How to Protect Your Medical Practice from a Cyberattack
There was a time when financial institutions and businesses faced the constant threat of having their cash registers and banks cleaned out by criminals. As security systems evolved, so have criminals; where the prize was once money in the drawer, now it’s data in the servers. Medical practices face the prospect of this new threat that will grow and change naturally with the technology available to society: cyberattacks. It’s essential to take preventative measures to protect patient privacy, sensitive information, finances and more. Read on to learn how to protect your medical practice from a cyberattack.
Why Medical Practices?
Despite their lack of coverage in the media, medical practices are successfully attacked every year. A recent survey of 1,300 physicians found that 83% had experienced some sort of cyberattack. Why are they being targeted? Doctors’ offices and hospitals are attractive targets because the information they store is extremely sensitive, which gives hackers an advantage in leveraging payment. A medical practice experiencing this type of attack will undoubtedly be faced with an interruption of services.

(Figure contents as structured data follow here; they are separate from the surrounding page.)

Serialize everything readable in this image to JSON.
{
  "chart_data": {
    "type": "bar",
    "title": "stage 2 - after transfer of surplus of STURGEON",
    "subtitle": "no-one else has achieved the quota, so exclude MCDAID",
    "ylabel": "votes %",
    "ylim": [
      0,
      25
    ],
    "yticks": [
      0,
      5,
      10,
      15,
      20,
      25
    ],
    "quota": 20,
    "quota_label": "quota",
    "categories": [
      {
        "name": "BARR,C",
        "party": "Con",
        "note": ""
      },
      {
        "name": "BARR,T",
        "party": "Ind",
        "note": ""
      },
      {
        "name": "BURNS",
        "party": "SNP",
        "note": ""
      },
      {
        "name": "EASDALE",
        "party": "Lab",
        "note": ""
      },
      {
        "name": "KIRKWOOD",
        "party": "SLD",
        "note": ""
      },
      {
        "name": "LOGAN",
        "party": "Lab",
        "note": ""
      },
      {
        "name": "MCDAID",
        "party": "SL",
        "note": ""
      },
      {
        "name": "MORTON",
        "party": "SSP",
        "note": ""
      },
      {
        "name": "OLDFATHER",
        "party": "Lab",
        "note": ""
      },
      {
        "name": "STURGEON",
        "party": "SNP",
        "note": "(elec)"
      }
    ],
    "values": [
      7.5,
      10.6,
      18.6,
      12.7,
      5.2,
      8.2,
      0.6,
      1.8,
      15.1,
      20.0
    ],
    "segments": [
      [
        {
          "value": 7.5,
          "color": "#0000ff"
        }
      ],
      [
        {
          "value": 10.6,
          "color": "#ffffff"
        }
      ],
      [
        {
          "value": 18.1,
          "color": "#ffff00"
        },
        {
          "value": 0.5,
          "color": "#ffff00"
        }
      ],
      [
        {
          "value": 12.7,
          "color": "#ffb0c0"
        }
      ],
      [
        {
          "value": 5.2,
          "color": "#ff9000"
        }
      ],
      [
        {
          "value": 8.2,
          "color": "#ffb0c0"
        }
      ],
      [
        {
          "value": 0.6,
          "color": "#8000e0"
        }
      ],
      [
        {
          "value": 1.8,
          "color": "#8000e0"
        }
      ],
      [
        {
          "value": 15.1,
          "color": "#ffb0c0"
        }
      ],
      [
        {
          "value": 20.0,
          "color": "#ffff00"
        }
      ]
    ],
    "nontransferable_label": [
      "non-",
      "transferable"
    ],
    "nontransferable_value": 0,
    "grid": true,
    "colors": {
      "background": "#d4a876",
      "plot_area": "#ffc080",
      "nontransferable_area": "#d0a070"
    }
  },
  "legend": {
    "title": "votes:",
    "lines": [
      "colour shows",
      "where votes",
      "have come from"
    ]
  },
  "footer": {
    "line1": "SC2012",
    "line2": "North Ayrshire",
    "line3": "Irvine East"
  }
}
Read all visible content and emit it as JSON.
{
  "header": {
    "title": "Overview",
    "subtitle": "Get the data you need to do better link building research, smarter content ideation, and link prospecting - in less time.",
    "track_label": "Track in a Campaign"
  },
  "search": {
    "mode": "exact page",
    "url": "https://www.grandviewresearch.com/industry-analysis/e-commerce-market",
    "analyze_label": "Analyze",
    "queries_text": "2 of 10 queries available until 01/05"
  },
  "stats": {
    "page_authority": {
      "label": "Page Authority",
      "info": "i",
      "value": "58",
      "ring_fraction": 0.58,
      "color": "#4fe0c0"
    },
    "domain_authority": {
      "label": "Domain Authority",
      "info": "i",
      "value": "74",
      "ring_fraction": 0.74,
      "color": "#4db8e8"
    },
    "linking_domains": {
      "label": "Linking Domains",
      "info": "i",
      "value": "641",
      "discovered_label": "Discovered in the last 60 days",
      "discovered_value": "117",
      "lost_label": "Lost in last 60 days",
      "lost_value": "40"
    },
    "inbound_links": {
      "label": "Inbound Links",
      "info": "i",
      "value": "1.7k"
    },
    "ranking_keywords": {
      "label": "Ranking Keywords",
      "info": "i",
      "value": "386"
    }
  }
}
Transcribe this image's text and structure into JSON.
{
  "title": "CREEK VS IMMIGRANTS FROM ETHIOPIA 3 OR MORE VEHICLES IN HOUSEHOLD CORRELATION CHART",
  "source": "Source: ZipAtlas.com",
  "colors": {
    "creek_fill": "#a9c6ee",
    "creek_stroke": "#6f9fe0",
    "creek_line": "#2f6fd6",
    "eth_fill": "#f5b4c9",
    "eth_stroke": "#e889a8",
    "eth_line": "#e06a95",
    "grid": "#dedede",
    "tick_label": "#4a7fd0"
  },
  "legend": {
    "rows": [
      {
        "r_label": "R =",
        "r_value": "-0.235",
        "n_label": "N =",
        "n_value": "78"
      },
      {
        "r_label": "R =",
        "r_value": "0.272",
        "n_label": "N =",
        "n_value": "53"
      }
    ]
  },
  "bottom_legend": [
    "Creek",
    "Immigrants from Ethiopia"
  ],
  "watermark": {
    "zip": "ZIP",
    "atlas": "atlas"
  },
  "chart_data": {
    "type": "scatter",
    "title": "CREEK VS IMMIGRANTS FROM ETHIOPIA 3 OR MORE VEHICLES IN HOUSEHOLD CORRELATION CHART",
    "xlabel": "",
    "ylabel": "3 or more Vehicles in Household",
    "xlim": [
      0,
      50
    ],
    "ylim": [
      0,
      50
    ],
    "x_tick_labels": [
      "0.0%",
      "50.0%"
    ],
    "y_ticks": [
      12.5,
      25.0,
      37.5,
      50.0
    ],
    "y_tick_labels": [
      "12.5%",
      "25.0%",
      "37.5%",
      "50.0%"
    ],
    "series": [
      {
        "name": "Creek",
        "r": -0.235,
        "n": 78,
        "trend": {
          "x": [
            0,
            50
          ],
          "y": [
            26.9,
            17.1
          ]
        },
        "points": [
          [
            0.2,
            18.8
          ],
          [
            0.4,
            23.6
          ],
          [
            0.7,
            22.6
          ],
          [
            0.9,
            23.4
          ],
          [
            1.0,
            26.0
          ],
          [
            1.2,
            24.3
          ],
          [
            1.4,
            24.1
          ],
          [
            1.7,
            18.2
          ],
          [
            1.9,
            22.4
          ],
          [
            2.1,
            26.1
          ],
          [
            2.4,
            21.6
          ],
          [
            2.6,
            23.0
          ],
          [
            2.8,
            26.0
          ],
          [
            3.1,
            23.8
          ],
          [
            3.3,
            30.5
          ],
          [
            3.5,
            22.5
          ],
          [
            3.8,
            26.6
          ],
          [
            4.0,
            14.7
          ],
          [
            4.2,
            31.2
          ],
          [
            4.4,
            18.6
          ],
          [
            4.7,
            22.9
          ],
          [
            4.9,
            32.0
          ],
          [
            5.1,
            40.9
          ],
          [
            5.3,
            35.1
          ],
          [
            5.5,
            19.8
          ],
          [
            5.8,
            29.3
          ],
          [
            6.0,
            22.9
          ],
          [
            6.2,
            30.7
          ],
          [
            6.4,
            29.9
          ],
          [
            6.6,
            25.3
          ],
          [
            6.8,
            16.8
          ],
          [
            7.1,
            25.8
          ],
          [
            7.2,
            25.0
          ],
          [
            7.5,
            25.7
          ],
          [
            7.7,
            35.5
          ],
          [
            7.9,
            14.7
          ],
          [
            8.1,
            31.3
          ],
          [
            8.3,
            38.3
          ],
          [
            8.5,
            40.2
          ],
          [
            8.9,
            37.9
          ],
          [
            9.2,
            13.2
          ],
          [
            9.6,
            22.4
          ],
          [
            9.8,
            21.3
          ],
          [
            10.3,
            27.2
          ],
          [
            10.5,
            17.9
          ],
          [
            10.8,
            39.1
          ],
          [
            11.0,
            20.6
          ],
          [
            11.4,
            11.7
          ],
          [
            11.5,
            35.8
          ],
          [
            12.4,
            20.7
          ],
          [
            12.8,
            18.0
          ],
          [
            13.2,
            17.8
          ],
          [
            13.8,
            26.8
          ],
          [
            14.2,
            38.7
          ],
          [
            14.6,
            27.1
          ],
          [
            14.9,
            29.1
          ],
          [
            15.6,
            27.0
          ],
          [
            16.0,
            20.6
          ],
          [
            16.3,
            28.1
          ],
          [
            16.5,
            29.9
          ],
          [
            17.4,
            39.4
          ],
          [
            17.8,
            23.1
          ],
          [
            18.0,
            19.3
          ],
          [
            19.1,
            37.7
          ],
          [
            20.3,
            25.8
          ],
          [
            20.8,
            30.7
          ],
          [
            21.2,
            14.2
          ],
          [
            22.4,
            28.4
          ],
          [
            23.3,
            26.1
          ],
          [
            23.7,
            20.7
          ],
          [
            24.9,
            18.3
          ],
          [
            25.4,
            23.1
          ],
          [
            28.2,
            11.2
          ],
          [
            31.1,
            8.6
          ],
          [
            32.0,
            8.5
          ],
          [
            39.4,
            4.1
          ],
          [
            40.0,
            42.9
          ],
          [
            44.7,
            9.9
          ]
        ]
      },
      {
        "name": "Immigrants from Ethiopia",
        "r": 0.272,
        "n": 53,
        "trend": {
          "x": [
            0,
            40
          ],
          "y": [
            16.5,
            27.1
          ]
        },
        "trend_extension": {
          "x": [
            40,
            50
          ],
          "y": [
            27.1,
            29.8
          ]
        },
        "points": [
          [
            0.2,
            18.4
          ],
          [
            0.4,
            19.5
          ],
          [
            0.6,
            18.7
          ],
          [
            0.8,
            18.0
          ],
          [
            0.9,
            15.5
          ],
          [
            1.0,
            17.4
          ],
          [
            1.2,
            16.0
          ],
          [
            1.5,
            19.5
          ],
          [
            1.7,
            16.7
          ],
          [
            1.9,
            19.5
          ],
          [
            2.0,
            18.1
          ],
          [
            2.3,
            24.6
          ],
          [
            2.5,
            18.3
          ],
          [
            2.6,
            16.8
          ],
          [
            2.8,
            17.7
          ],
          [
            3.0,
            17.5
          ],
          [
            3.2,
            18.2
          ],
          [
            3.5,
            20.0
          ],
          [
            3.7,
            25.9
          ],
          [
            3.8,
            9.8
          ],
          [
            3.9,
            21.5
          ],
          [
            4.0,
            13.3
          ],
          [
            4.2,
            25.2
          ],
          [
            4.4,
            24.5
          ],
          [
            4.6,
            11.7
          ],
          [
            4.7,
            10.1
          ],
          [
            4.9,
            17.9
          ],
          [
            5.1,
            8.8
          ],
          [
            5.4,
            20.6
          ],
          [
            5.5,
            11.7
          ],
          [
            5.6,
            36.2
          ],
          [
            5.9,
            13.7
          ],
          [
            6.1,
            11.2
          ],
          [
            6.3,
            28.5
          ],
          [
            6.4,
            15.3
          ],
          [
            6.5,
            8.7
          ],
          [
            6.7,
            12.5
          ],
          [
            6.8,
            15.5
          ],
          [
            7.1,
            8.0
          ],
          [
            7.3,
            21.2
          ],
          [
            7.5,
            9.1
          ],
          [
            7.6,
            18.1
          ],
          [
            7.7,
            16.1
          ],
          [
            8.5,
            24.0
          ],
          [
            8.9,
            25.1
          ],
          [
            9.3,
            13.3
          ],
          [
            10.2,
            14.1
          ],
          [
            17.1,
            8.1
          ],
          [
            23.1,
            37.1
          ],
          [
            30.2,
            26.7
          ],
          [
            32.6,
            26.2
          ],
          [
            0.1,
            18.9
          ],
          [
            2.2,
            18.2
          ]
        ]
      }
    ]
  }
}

An interruption of services due to an attack can cost a practice thousands of dollars, as well as hindering the trust of your future and current patients. Advancements in cyber security and initiatives by the Health Care Industry Cybersecurity Task Force have proven effective at deterring attacks, but arguably the most important aspect of cyber security is what goes on inside your practice.
Take Control of Data
Addresses and insurance information alone present a tempting opportunity for cyber criminals. Keeping this information safe should be your first step in securing your practice, and you can do so by educating your employees on what cyber security looks like in their day-to-day work. Emphasize the importance of logging out of systems every time employees leave their computers, and make sure everyone’s login information is unique. Attention should also be placed on access restriction, with only authorized members of your staff given access to the most sensitive information. Employees that have been let go, or have resigned, should immediately be stripped of all access authorization to prevent retaliation or outside breaches.
In addition to removing permissions from ex-employees, it’s imperative that you change your passwords afterwards. Choosing a new password doesn’t mean adding one more character to your current one or reverting to passwords in the past. Passwords should be unique to each system, device, and employee; cutting corners only leads to more problems in the future. Software also presents an opportunity to cut corners; whenever you’re notified of a new update for your software, notify your IT team, and then wait for their assessment of the patches, updates, and possible risks to your systems.
Plan for the Worst
If you have not moved all or the bulk of your data into cloud storage, then your practice is playing a dangerous game. Not only does a cloud keep information off vulnerable in-house servers, but also gives your practice a safety net in the event your data is held ransom. Risk assessments should be performed regularly, and your staff should be informed of each new security threat or process. The rate of recovery after a cyberattack depends on the measures your practice has taken ahead of time. Communication among security personnel and unaffected data in a cloud are your practice’s best bet at bouncing back from an attack.